Saturday, February 4, 2012

The Lost Storey Mansion

It's always fun to read old newspaper articles with hindsight and see who really had a grasp on where the world was heading and how was out of his mind. Falling firmly into the latter category was Wilbur F. Storey, editor of the Copperhead (anti-Lincoln/Union) journal, The Chicago Times. His paper was practically a celebration of racism at various times. Among his more notable accomplishments:

- He once described the president's latest speech as "flat, silly, dishwatery utterances" that should make "the cheek of every American tingle with shame." That speech was the Gettysburg address.

- He may have invented the story that Mrs. O'Leady was responsible for the Chicago fire. In fact, in his earliest stories, he claimed that she did it on purpose. He was extremely anti-Irish.

- After his paper was shut down by the Union Army (and re-opened at Lincoln's own order), he posted a ghastly parody of "The Battle Cry of Freedom" that championed fighting for "white rights."

In one of his more famous articles, he claimed that Lincoln was getting advice on how to run the war from dead people through the aid of spirit mediums. But as he grew older and lost what grip on sanity he'd had in the first place, he began talking to spirits himself.

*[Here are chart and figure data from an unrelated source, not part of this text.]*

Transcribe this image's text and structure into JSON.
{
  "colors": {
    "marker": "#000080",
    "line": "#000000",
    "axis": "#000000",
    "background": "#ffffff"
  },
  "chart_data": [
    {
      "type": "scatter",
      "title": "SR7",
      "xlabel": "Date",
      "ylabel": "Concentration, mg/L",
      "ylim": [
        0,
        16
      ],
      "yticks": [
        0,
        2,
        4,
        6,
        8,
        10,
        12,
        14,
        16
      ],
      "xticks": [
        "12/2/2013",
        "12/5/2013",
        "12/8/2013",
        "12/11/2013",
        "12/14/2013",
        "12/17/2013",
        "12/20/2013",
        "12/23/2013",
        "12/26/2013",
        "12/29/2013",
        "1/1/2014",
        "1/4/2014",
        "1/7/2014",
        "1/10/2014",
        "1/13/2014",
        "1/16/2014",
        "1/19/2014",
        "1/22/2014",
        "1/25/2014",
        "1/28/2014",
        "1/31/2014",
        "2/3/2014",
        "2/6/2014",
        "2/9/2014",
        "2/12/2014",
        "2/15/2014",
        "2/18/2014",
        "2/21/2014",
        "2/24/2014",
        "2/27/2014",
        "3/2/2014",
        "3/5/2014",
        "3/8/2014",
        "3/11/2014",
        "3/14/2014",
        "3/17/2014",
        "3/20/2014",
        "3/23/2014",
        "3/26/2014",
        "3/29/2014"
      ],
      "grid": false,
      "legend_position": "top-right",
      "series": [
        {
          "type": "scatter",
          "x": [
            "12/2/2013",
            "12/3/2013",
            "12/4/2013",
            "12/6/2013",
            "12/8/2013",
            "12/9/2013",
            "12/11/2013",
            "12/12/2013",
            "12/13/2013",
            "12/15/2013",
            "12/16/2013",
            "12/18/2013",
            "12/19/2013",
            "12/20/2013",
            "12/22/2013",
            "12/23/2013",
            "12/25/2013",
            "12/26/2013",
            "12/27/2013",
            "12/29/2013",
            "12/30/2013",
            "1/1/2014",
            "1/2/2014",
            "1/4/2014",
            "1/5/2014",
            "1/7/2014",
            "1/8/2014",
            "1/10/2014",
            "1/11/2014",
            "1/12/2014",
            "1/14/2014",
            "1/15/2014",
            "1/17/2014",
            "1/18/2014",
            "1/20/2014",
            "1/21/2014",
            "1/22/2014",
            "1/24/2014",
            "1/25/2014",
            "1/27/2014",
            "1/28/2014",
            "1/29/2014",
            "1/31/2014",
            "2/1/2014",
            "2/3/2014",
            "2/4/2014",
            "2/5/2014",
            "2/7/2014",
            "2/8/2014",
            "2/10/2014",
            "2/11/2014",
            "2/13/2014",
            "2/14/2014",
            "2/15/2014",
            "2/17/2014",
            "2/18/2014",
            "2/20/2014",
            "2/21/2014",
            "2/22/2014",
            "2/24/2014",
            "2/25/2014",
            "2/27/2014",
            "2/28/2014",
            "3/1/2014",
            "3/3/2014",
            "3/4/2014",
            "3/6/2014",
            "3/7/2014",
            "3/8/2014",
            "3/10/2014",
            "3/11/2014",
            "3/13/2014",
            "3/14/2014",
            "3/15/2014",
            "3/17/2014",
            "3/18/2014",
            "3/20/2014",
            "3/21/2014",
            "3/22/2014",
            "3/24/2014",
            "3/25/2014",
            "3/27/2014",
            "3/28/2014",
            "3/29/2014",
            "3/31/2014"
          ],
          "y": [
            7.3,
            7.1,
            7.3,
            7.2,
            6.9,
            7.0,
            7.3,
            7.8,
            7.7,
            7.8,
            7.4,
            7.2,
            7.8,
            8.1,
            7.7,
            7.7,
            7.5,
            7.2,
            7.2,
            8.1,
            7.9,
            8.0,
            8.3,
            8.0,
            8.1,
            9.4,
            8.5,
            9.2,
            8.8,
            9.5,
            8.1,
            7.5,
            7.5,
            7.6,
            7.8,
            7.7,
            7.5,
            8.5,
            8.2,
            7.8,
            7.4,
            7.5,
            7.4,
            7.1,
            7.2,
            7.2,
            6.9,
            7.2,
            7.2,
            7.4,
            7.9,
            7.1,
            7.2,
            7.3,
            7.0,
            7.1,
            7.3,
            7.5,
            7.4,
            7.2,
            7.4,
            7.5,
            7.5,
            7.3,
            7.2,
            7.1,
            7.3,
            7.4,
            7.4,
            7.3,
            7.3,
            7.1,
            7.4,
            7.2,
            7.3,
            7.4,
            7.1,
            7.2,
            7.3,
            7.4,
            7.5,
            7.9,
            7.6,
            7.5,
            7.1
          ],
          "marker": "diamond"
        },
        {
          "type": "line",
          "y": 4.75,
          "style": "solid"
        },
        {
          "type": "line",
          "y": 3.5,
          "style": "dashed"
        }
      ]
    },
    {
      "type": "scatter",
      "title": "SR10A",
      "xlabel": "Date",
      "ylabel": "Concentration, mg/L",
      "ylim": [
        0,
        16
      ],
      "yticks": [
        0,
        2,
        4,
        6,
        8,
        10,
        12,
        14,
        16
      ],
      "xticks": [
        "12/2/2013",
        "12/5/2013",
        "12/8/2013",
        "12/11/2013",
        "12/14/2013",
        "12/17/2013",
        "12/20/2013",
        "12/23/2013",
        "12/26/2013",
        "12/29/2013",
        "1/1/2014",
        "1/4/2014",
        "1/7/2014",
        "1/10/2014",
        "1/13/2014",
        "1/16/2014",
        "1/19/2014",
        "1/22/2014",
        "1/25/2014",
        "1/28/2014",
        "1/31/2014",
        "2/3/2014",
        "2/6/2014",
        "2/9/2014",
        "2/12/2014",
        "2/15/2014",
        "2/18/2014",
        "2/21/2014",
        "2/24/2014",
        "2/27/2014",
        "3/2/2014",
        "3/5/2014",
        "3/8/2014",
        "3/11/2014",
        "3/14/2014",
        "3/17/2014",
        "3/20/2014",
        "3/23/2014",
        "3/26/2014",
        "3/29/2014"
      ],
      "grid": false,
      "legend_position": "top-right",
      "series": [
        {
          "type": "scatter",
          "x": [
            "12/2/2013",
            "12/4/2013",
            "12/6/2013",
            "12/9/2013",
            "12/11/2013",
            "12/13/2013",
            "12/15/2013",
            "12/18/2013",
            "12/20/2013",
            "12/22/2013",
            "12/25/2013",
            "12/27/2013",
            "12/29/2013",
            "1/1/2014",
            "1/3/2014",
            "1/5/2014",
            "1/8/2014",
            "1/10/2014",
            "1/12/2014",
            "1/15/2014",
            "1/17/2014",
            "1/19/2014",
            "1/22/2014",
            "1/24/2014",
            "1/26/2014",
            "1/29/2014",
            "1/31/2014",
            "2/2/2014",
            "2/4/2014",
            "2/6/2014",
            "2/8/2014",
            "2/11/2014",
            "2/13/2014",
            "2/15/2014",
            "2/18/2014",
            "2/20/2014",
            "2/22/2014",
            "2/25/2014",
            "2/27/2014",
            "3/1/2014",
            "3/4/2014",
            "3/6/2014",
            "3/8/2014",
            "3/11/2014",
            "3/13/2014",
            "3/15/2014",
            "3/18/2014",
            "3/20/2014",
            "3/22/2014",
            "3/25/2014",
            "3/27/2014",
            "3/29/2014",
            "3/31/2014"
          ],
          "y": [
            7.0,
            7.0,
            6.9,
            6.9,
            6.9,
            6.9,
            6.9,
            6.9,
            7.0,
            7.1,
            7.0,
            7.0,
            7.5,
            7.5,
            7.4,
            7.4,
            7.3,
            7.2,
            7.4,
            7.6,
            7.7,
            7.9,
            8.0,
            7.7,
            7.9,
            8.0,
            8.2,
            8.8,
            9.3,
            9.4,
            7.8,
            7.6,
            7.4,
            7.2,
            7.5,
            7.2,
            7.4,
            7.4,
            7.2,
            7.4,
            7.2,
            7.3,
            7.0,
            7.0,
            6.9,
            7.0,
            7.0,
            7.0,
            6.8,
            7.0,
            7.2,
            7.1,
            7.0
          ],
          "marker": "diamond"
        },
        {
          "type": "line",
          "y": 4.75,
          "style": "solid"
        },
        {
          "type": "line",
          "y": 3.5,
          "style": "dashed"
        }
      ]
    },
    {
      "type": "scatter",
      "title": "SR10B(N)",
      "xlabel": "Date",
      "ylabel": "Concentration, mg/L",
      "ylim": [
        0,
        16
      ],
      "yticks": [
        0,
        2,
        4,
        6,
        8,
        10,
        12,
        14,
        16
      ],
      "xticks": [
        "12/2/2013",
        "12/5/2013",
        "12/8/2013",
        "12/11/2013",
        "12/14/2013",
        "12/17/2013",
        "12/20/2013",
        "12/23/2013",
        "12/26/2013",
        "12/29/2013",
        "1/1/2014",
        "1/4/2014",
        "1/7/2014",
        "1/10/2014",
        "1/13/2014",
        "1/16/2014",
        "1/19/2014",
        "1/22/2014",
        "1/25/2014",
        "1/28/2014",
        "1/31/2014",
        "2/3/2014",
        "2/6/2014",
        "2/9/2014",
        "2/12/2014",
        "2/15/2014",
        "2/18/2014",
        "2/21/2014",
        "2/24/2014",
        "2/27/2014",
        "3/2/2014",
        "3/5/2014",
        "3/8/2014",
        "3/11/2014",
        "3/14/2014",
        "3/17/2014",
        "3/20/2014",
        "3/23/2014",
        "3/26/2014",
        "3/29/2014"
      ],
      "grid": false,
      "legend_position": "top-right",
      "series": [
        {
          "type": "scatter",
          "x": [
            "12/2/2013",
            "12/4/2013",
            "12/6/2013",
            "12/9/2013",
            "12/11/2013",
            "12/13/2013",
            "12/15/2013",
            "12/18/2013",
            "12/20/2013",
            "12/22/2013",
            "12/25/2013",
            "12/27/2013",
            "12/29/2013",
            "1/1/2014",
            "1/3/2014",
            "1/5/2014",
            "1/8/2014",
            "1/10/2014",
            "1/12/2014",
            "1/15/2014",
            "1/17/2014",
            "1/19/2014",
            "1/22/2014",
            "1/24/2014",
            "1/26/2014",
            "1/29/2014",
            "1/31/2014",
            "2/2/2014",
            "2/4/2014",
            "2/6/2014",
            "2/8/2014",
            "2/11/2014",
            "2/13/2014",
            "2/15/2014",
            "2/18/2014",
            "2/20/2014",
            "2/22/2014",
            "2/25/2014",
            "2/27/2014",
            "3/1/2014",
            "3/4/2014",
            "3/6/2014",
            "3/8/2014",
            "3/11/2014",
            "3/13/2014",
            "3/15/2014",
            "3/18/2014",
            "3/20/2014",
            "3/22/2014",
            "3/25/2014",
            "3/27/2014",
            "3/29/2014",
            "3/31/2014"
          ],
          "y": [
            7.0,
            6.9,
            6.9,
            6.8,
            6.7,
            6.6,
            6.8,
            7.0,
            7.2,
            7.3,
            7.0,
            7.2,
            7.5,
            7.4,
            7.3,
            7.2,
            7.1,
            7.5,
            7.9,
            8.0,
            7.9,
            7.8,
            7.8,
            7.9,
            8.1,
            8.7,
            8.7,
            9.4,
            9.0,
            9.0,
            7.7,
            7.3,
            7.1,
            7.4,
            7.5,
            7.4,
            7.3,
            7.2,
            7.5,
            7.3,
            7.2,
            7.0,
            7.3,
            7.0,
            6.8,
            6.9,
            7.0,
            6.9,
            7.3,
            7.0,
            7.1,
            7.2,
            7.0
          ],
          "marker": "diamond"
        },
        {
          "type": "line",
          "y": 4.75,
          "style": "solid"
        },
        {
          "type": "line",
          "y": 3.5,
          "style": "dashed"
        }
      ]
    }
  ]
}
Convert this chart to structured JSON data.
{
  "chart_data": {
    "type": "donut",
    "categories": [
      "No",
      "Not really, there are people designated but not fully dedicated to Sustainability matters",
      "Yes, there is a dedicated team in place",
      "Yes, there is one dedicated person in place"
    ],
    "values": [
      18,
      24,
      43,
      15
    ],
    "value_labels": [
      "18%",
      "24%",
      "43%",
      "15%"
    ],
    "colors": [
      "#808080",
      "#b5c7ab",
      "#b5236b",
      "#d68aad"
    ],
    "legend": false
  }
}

In particular, he claimed to be speaking with an Indian maiden who was called "Little Squaw" and called him "White Chief." At Little Squaw's direction, he began to build a sparkling marble palace for himself on 43rd and Vincennes (ironically, in what would later become Bronzeville). To his face, people called it The Storey Castle. Behind his back, it was known as Storey's FollyThe cost of the materials alone for this "wigwam" was estimated in the $200,000 range, and the cost of rebuilding it as the spirits directed him doubled the price. Far gone from his senses (but still running the paper), he would go inside the unfinished building, and freak out over the "snakes" coming up through the floors (pipes, most likely) and order everything redone. The drawing at the right is the only image I've found so far, but mid-20th century articles show that lived on in the imaginations of people who saw it. It was sort of legendary around Chicago for quite a while.


At his death, the massive structure was still unfinished, and it sat empty until around 1892, when his heirs finally gave up on trying to sell it. It was torn down, and 400 tons of iron beams and girders were sold off. There remained about a million and a half bricks, and a whole heck of a lot of marble. Much to if was used to build new houses around 43rd, Vincennes and Vernon - builders estimated that at least 50 good-sized houses could be built from the rubble.

Some of these houses may still be standing. Anybody know?